In some cases, academics have arranged their own virtual communities. Historians at the Movies, or #HATM, is a group of historians who watch a given movie “together” at the same time and simultaneously discuss it on Twitter. Previously, the group met once per week. Now it’s meeting three times a week.

“While we all share concern over the virus and our global community, we also understand that the best way to get through this is by doing it together,” said Jason Herbert, a Ph.D. candidate in history at the University of Minnesota, Twin Cities, who is now teaching at a private high school in Florida. “With no sports on TV and little opportunity to share physical company with friends and family, we are at least trying to replicate some sense of community online via a shared love of history and film.”

Herbert, creator of #HATM, said he’s received “a bunch of messages telling me how much people are enjoying the extra #HATM nights, and that means so much to me.” (Next up is Netflix’s Self Made: Inspired by the Life of Madam C. J. Walker.)

An adjunct humanities instructor in Los Angeles who teaches six courses at three institutions said the same of the community she’s built online, tweeting as @thephdstory and under the #AcademicTwitter hashtag. It’s always been valuable, she said, but is especially so now that she’s at home 12 hours per day with her 3-year-old daughter. (Perhaps ironically, the instructor had been organizing an in-person #AcademicTwitter retreat for this summer that may be canceled due to COVID-19.)

Thinking About Adjuncts

The instructor, who did not want to be named because of the controversial topics she sometimes addresses on Twitter, said adjuncts are used to uncertainty. But there is more of that now.

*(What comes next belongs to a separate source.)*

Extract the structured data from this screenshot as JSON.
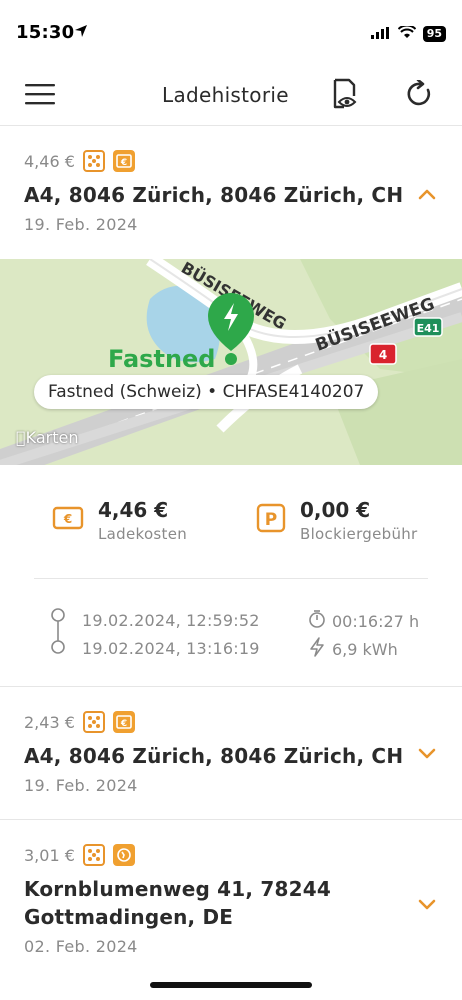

“I’m always having to juggle school policies and academic calendars, but that flexibility is heightened,” she said. “It’s harder for me to keep track of deadlines and policies and ways to communicate.”

Two of the professor's courses already were online. The trickiest adjustment for the remaining four courses will be teaching one course synchronously as required by one of her three employers.

Another worry is whether she can rely on colleges offering her jobs next semester. Enrollment might fall due to COVID-19, meaning canceled course sections, she said, but it may also increase if people who have lost jobs in the interim choose to enroll.

The AAUP-AFT guidance on COVID-19 says that no instructor should lose out on promised pay due to the coronavirus. It notes that adjuncts are particularly vulnerable to the disruption, and says that all faculty members and graduate students should be compensated at a reasonable hourly rate for working to move courses online. Paula Krebs, executive director of the Modern Language Association, is advocating through her own position for programs to find ways to pay adjuncts for this kind of extra work. Funds might be available due to canceled travel plans, for example, she said.

“The least you can do for an adjunct you’ve forced to change teaching methods midsemester is 1) pay for their time making the change and 2) guarantee that they will be able to use what they just learned by teaching for you again next semester,” she said.

The American Historical Association is also pressing institutions to compensate part-time faculty members fully for already scheduled summer and fall courses. It signed on to a statement from the American Sociological Association and other groups Monday urging the same.

The sociologists' statement praises institutions for "quickly taking steps to recognize the parameters of our current context and encourages all institutions of higher education to consider appropriate temporary adjustments to their review and reappointment processes for tenure line and contingent faculty."

Whatever institutions do to support disrupted faculty members, Lawrence said they need to communicate with them about these policies early and often.

“This is disconcerting time for everybody,” he said.